La segunda obra, el Concierto para Violín N. 2 en Sol Menor Opus 63 del Ruso Sergei Prokofiev, llegó como un bálsamo para las emociones. El maestro Rubén Darío Reina, armado de su violín, liberó los corazones de los asistentes de la agresiva y molesta subjetividad humana y le dio voz a la belleza suavemente inhumana del mundo. El primer movimiento apareció con una delicadeza que definitivamente no tocó la puerta del sentimentalismo, por el contrario llegó atiborrada de melodías entrelazadas unas con otras, dando colores y creando imbricadas tramas sonoras donde los espectadores caminamos siempre a la expectativa. El segundo movimiento tuvo una particular dulzura expresiva, el misterio y el juego aparecían en diferentes partes de la orquesta mientras el violín seguía silbando a su antojo una melodía llena de color, a veces infantil, a veces grave y a veces intraducible al lenguaje humano. Finalmente el tercer movimiento saltó al escenario en medio de una fuerte excitación. El violín se movía dramáticamente, sin reposo, arrastrado por la fuerza del allegro ben marcato y por el increíble huracán melódico que no daba reposo alguno. Las castañuelas aparecieron en medio de una tormenta hermosa e implacable que llegó a su fin en medio de fuertes cobres que declararon la muerte final de la obra. Los aplausos sin embargo no dejaron que la tormenta cesara y retumbaron como truenos en el Teatro Municipal.
El maestro Rubén Darío Reina apareció de nuevo en el escenario y regaló a la audiencia, aún excitada, el tan afamado Capricho N. 24 en La menor del violinista del diablo, el gran Niccolo Paganini. Tras el derroche de técnica y concentración, los aplausos tronaron de nuevo y el Maestro Reina confirmó que el intérprete de nuestro siglo, nostálgico del arte de los antiguos maestros, no puede volver a retomar el hilo allí donde quedó cortado; no puede saltar por encima de la inmensa experiencia del siglo XIX.

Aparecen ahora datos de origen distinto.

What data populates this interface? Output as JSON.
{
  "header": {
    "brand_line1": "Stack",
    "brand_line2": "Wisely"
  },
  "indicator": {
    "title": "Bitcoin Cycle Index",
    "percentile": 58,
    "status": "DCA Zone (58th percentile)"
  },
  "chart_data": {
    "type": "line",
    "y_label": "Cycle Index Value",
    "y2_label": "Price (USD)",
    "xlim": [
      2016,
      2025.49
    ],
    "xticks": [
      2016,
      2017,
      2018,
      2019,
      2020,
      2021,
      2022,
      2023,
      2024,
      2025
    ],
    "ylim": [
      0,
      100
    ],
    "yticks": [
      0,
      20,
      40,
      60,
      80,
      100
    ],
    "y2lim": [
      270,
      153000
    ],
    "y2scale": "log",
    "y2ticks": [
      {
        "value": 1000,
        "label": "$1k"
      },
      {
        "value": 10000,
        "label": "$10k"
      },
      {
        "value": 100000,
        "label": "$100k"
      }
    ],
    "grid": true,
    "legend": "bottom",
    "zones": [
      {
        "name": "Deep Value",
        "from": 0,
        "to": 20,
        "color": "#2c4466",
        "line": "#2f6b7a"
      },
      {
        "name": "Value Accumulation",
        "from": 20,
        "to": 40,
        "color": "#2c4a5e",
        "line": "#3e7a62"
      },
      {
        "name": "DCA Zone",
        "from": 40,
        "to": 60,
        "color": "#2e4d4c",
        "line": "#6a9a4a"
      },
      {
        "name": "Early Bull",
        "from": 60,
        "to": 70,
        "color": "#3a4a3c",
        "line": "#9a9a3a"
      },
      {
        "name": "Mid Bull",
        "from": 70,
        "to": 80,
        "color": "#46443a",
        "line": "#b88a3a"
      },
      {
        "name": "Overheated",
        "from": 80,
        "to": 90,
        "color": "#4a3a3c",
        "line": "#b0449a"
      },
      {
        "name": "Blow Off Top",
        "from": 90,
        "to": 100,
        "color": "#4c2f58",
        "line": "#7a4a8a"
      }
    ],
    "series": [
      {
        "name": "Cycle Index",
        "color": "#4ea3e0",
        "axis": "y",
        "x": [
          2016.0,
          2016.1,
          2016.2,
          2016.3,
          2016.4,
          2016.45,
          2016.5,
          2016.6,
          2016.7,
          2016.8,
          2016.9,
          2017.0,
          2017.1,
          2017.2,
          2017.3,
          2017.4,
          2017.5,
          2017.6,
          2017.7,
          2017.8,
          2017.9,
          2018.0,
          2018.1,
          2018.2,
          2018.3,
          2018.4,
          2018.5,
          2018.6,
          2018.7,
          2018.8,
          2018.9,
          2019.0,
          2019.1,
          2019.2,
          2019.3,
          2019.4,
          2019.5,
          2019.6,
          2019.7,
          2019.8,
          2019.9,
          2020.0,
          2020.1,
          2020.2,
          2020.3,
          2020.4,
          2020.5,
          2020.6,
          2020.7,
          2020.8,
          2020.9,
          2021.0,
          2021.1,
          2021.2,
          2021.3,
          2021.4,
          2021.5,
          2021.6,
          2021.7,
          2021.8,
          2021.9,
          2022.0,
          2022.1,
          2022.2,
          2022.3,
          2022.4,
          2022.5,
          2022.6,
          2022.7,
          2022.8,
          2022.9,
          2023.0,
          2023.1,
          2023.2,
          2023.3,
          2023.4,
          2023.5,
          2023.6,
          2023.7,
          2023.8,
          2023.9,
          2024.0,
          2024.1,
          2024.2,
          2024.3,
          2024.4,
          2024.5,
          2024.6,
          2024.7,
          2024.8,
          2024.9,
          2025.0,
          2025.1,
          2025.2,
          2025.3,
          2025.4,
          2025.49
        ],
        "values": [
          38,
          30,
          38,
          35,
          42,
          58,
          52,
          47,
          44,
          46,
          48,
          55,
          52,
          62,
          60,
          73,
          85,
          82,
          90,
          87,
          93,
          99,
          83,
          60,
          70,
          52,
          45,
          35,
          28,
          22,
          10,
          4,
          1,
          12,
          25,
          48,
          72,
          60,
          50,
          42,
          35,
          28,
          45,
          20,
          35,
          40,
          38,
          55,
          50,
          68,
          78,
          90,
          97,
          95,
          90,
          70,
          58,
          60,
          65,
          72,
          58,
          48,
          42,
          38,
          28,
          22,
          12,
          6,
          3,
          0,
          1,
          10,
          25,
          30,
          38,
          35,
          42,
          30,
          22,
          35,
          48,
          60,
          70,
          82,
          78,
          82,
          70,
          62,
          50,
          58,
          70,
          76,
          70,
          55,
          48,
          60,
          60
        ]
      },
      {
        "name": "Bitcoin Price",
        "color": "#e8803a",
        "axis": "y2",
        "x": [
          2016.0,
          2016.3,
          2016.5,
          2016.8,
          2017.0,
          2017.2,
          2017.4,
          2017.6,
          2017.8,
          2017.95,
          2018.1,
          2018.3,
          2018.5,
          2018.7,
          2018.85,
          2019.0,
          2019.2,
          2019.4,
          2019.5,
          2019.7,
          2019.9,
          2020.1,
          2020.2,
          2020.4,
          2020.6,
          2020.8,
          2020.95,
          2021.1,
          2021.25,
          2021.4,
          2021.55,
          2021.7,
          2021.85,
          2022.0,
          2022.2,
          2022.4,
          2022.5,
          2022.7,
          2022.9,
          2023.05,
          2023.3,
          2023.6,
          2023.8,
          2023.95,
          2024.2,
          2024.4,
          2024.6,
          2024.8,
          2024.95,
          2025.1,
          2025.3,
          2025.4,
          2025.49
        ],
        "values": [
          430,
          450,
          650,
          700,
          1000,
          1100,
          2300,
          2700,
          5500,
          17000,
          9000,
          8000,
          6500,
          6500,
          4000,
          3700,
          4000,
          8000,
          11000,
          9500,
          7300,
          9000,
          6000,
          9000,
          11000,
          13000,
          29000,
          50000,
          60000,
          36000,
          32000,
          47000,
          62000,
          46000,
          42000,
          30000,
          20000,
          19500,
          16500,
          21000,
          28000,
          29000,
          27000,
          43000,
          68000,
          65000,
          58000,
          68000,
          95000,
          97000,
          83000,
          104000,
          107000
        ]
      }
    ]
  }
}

Los aplausos se fueron menguando y como las últimas gotas que caen arrítmicas y solitarias, finalmente se apagaron. El teatro quedó en silencio, listo para una última descarga de elegancia y virtuosismo a la que el Maestro Hoffman empieza a acostumbrarnos.
La Valse, de uno de los más grande genios de la música orquestal francesa del siglo XIX, Maurice Ravel, llegó con su inconfundible caos de contrabajos, cornos y fagotes, que se batían en lucha por aparecer gigantes. Mientras tanto dejaban espacios donde las bellas melodías de un vals bailarín y juguetón aparecían como sutiles destellos que van cambiando el ambiente. La pugna se mantuvo a lo largo de toda la obra y cada instrumento -como celoso- hizo apariciones extraordinarias que recordaron el espíritu orquestal de su naturaleza. Una gran muestra de precisión, expresión y afinidad entre los músicos fue la responsable de hacer que Ravel de nuevo encantara el público que aún lo reclama.
La música, como cualquier arte, imita el mundo real de una manera específica, quizá por eso la música ha sido el gran pilar de la expresión del sentimentalismo humano. Sin embargo esta no es su única posibilidad. En el segundo concierto de la temporada, el programa estuvo dispuesto para que los asistentes recordáramos que la música no sólo es el lado acústico de la historia humana, es una dimensión donde los sonidos artificiales y los naturales se ponen en contacto y hacen mundos donde los humanos y nuestras pequeñas (o grandes) tragedias podemos dejar de existir.